Taking the liberty of answering another site's query, we'd like the mucus drinkers to know that they are not suckers; rather, they are part of a long and venerable history of pranks played by restaurant folk, whose whimsical sense of humor has been noted in story and song. And, as is the case in so many walks of life, New York restaurateurs have no peer when it comes to jokery. After the jump, a quick highlight reel of classic New York restaurant "punkings." Also, ewww.

  • 1895: Delmonico chef Charles Ranhofer pulls the first recorded "special cream soup" stunt on then-Police Commissioner Theodore Roosevelt.
  • 1966: A furious Sirio Maccioni convinces a patron who has attempted to enter Le Cirque without a tie that the only way his reservation will be honored is if he allows Maccioni to rub his testicles on the patron's bald head three times at the restaurant's center table. The patron assents, and is then forced to wear a tie anyway.

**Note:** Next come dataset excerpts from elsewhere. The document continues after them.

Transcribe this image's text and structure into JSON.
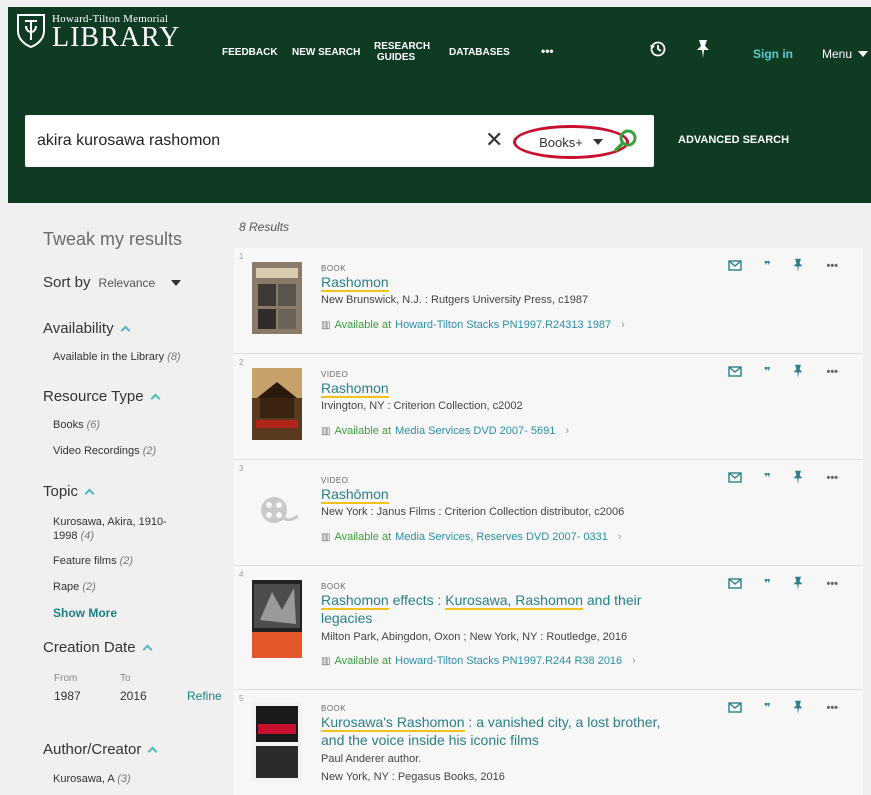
{
  "header": {
    "logo_small": "Howard-Tilton Memorial",
    "logo_big": "LIBRARY",
    "nav": [
      "FEEDBACK",
      "NEW SEARCH",
      "RESEARCH GUIDES",
      "DATABASES",
      "•••"
    ],
    "sign_in": "Sign in",
    "menu": "Menu"
  },
  "search": {
    "query": "akira kurosawa rashomon",
    "scope": "Books+",
    "advanced": "ADVANCED SEARCH"
  },
  "sidebar": {
    "tweak": "Tweak my results",
    "sort_label": "Sort by",
    "sort_value": "Relevance",
    "availability": {
      "title": "Availability",
      "items": [
        {
          "label": "Available in the Library",
          "count": "(8)"
        }
      ]
    },
    "resource_type": {
      "title": "Resource Type",
      "items": [
        {
          "label": "Books",
          "count": "(6)"
        },
        {
          "label": "Video Recordings",
          "count": "(2)"
        }
      ]
    },
    "topic": {
      "title": "Topic",
      "items": [
        {
          "label": "Kurosawa, Akira, 1910-",
          "label2": "1998",
          "count": "(4)"
        },
        {
          "label": "Feature films",
          "count": "(2)"
        },
        {
          "label": "Rape",
          "count": "(2)"
        }
      ],
      "show_more": "Show More"
    },
    "creation_date": {
      "title": "Creation Date",
      "from_label": "From",
      "to_label": "To",
      "from": "1987",
      "to": "2016",
      "refine": "Refine"
    },
    "author": {
      "title": "Author/Creator",
      "items": [
        {
          "label": "Kurosawa, A",
          "count": "(3)"
        }
      ]
    }
  },
  "results": {
    "count": "8 Results",
    "items": [
      {
        "num": "1",
        "type": "BOOK",
        "title_hl": "Rashomon",
        "title_rest": "",
        "sub": "New Brunswick, N.J. : Rutgers University Press, c1987",
        "avail_text": "Available at",
        "loc": "Howard-Tilton Stacks PN1997.R24313 1987"
      },
      {
        "num": "2",
        "type": "VIDEO",
        "title_hl": "Rashomon",
        "title_rest": "",
        "sub": "Irvington, NY : Criterion Collection, c2002",
        "avail_text": "Available at",
        "loc": "Media Services DVD 2007- 5691"
      },
      {
        "num": "3",
        "type": "VIDEO",
        "title_hl": "Rashōmon",
        "title_rest": "",
        "sub": "New York : Janus Films : Criterion Collection distributor, c2006",
        "avail_text": "Available at",
        "loc": "Media Services, Reserves DVD 2007- 0331"
      },
      {
        "num": "4",
        "type": "BOOK",
        "title_hl": "Rashomon",
        "title_mid": " effects : ",
        "title_hl2": "Kurosawa, Rashomon",
        "title_rest": " and their legacies",
        "sub": "Milton Park, Abingdon, Oxon ; New York, NY : Routledge, 2016",
        "avail_text": "Available at",
        "loc": "Howard-Tilton Stacks PN1997.R244 R38 2016"
      },
      {
        "num": "5",
        "type": "BOOK",
        "title_hl": "Kurosawa's Rashomon",
        "title_rest": " : a vanished city, a lost brother, and the voice inside his iconic films",
        "sub": "Paul Anderer author.",
        "sub2": "New York, NY : Pegasus Books, 2016"
      }
    ]
  },
  "colors": {
    "header_bg": "#0f3b23",
    "accent": "#2a7f88",
    "highlight": "#f2c21b",
    "circle": "#c8102e"
  }
}
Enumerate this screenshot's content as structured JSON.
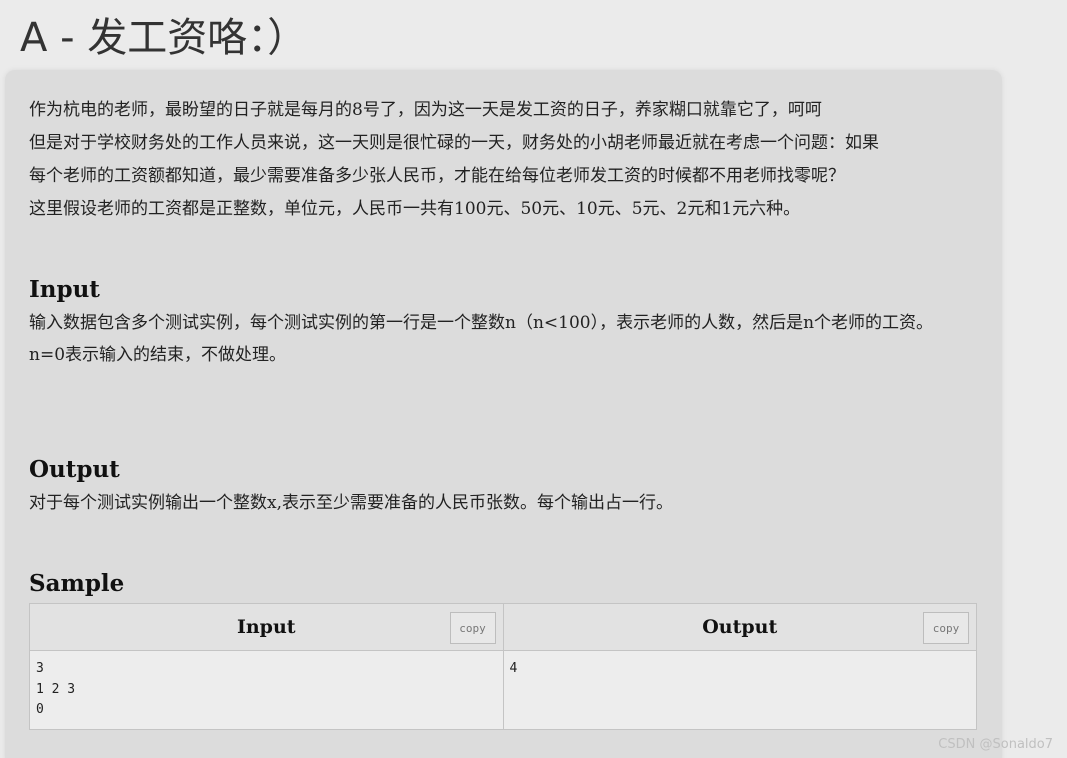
{
  "problem": {
    "title": "A - 发工资咯：）",
    "description": [
      "作为杭电的老师，最盼望的日子就是每月的8号了，因为这一天是发工资的日子，养家糊口就靠它了，呵呵",
      "但是对于学校财务处的工作人员来说，这一天则是很忙碌的一天，财务处的小胡老师最近就在考虑一个问题：如果",
      "每个老师的工资额都知道，最少需要准备多少张人民币，才能在给每位老师发工资的时候都不用老师找零呢？",
      "这里假设老师的工资都是正整数，单位元，人民币一共有100元、50元、10元、5元、2元和1元六种。"
    ]
  },
  "input_section": {
    "title": "Input",
    "lines": [
      "输入数据包含多个测试实例，每个测试实例的第一行是一个整数n（n<100），表示老师的人数，然后是n个老师的工资。",
      "n=0表示输入的结束，不做处理。"
    ]
  },
  "output_section": {
    "title": "Output",
    "lines": [
      "对于每个测试实例输出一个整数x,表示至少需要准备的人民币张数。每个输出占一行。"
    ]
  },
  "sample": {
    "title": "Sample",
    "input_header": "Input",
    "output_header": "Output",
    "copy_label": "copy",
    "input_text": "3\n1 2 3\n0",
    "output_text": "4"
  },
  "watermark": "CSDN @Sonaldo7"
}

  • 1975: Elaine Kaufman tricks Woody Allen into actually trying the food at Elaine's.
  • 1998: Mario Batali opens Babbo.
  • 2001: Daniel Boulud, short on foie gras, fills the center of his DB burger with the fecal material of a diarrheal busboy; orders actually go up.
  • 2002: David Bouley "pranks" his insurance company with a $2.2 million claim for Ground Zero losses, cheekily "forgetting" to mention the $5.8 million he made feeding rescue workers.